Если его прикосновения вызывают в ней такое омерзение, то что говорить о его поцелуях? Мало того, что он напыщенный и нудный тип, он к тому же неприятен ей как мужчина.

– Как я могу выйти замуж за такого человека?! – с содроганием воскликнула Ноэлла.

Она вспомнила, как любили друг друга мама с папой, – они, казалось, светились от переполнявшего их счастья. Именно о такой семейной жизни для себя она и мечтала, а с сэром Стефаном Хортоном у нее никогда такого не будет.

– Я должна заставить графа… понять, – решила она.

Долго Ноэлла неподвижно сидела в кресле, потом встала и взглянула на себя в зеркало. Неужели она ни капельки не изменилась? Как же такое может быть, когда ужас переполняет ее? А что если граф не станет ее слушать? Ноэлла даже вздрогнула от страха. И поскольку другого ей ничего не оставалось, она начала молиться.

– Помоги мне… мамочка… помоги! – молила она. – Как могу я выйти замуж за человека… если я не ощущаю к нему того… что ты чувствовала к папе?

Только сейчас Ноэлла поняла, что именно такая любовь, о которой она мечтает, должно быть, посетила в свое время тетю Каролину, когда та повстречала капитана Д'Арси Фэаберна.

А что если она разочаровалась в своем муже? Что если он внушал ей отвращение? Может быть, именно поэтому она нашла в себе силы сбежать с человеком, который не мог на ней жениться?

Конечно, тетя Каролина не должна была так себя вести – поступок ее достоин самого глубокого порицания. Но Ноэлле было ясно также и то, что нельзя выходить замуж за человека, которого не любишь, одно прикосновение которого вызывает отвращение.

– Я должна… заставить графа… понять, – снова проговорила она.

Ей стало интересно, что сейчас происходит внизу. Может быть, сэр Стефан, хорошенько обдумав ее недостойное поведение, пришел к выводу, что такая жена ему не нужна? Но, вспомнив выражение глаз, которого она у него никогда раньше не видела, Ноэлла тут же усомнилась в этом.

Она всегда считала сэра Стефана напыщенным сухарем, не человеком, а так, человечишкой. И вот теперь, когда он настойчиво пытался задержать ее руку в своей, когда пытался обнять ее и прижать к себе, Ноэлла поняла, что он к ней неравнодушен.

– Нет, я этого не вынесу! – воскликнула она, и в голосе ее звучал страх.

Наконец, когда прошло уже более часа, Ноэлла решилась. Поправив прическу, она с сильно бьющимся сердцем спустилась по лестнице.

Она уже почти дошла до холла, как с противоположной стороны коридора показался дворецкий.

– А я как раз ищу вашу Светлость! – воскликнул он. – Его светлость желает поговорить с вами.

– Он… один? – спросила Ноэлла.

– Да, миледи. Сэр Стефан только что уехал.

Медленно, словно каждый шаг давался ей с большим трудом, Ноэлла пошла по широкому коридору, ведущему к библиотеке. Теперь статуи, стоявшие по его обеим сторонам, можно было принять за тюремщиков, готовых покуситься на ее свободу.

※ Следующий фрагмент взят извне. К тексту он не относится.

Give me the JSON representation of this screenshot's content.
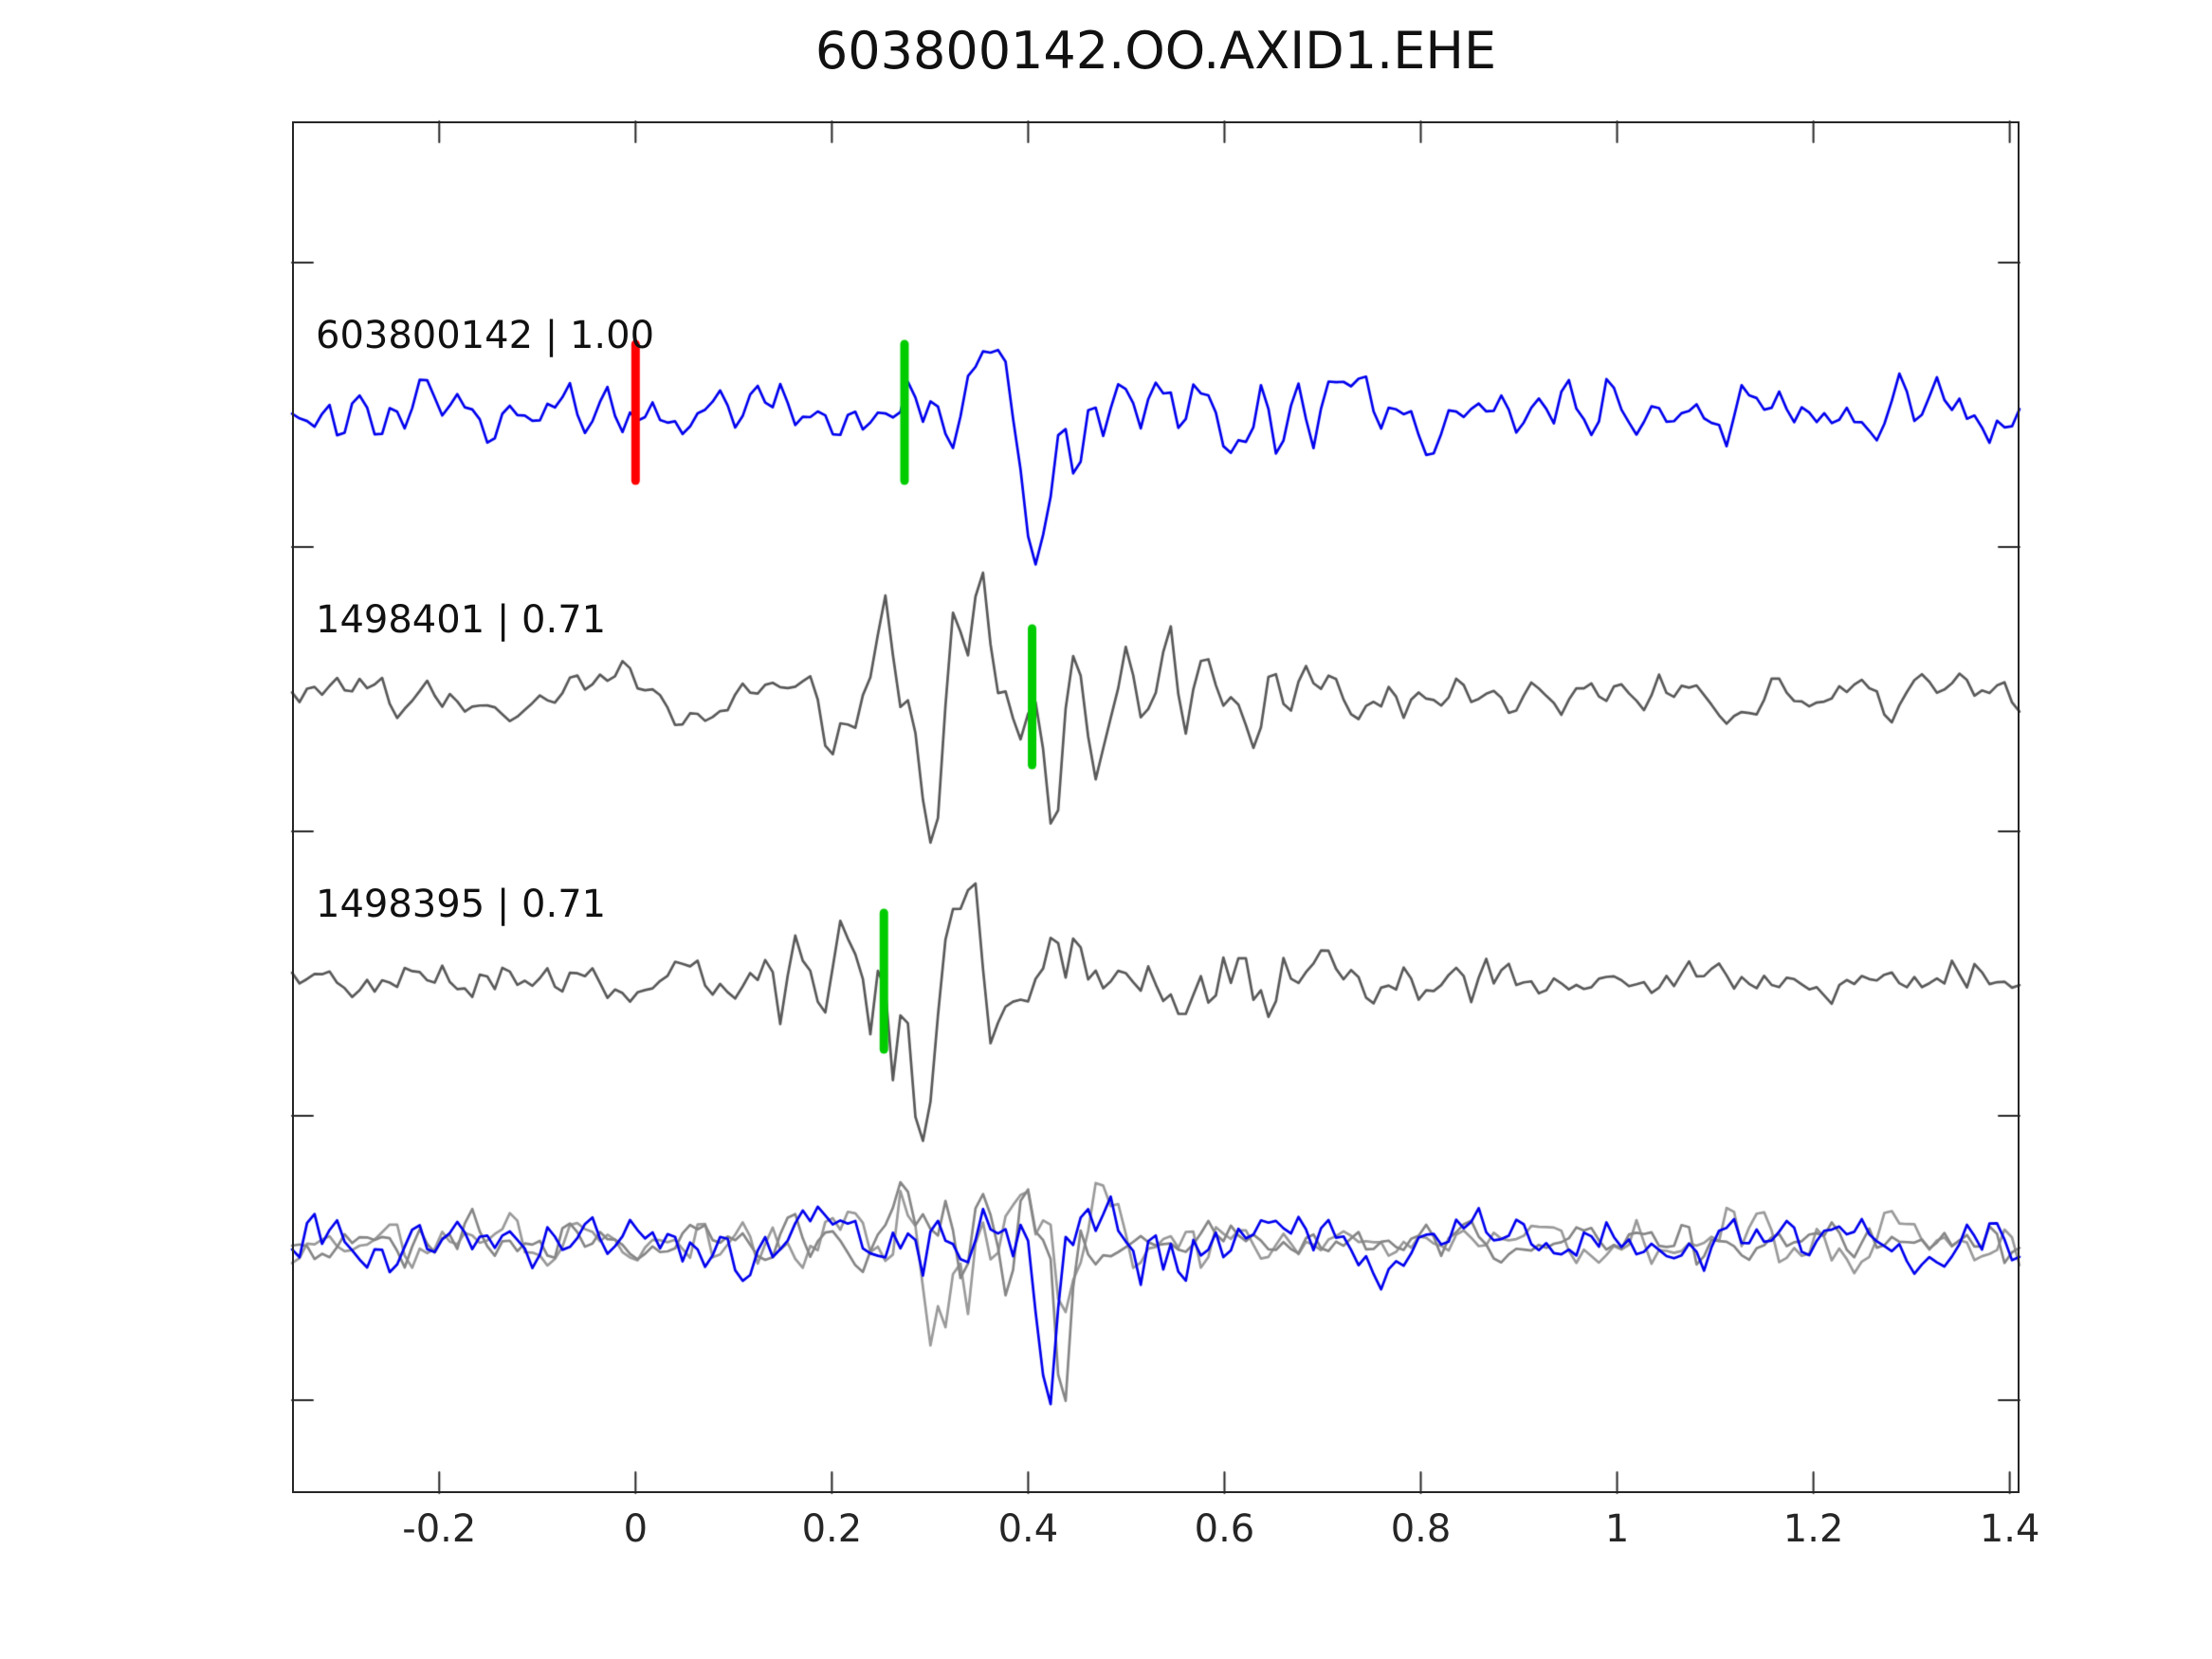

Ноэлле показалось, что Церера готова рассмеяться ей в лицо, – надо же, вздумала отказываться от несметных богатств, предложенных таким завидным претендентом на ее руку!

«Я скорее выйду замуж за нищего или дворника!» – решительно подумала она.

Дворецкий распахнул двери библиотеки, и она, гордо вскинув голову, вошла. Граф стоял у окна и смотрел на любимый сад. Услышав, как за спиной открылась дверь, он молча обернулся. Медленно-медленно Ноэлла направилась к нему.

Ей было так страшно, что она не осмеливалась поднять голову и взглянуть ему в лицо, хотя и уверена была, что оно чернее тучи.

Подойдя к графу, Ноэлла услышала его, как ей показалось, резкий голос:

– Как вам уже известно, сэр Стефан Хортон просил вашей руки, и я дал согласие на ваш брак.

Ноэлла открыла было рот, чтобы возразить, но граф, не дав ей и слова сказать, продолжал:

– Вероятно, мне стоило объяснить вам заранее, что это один из богатейших людей графства. Он является владельцем великолепного дома и, хотя был женат, последние десять лет вдовствует.

– Он… был… женат?!

Ноэлла произнесла эти слова едва слышным шепотом, однако граф расслышал.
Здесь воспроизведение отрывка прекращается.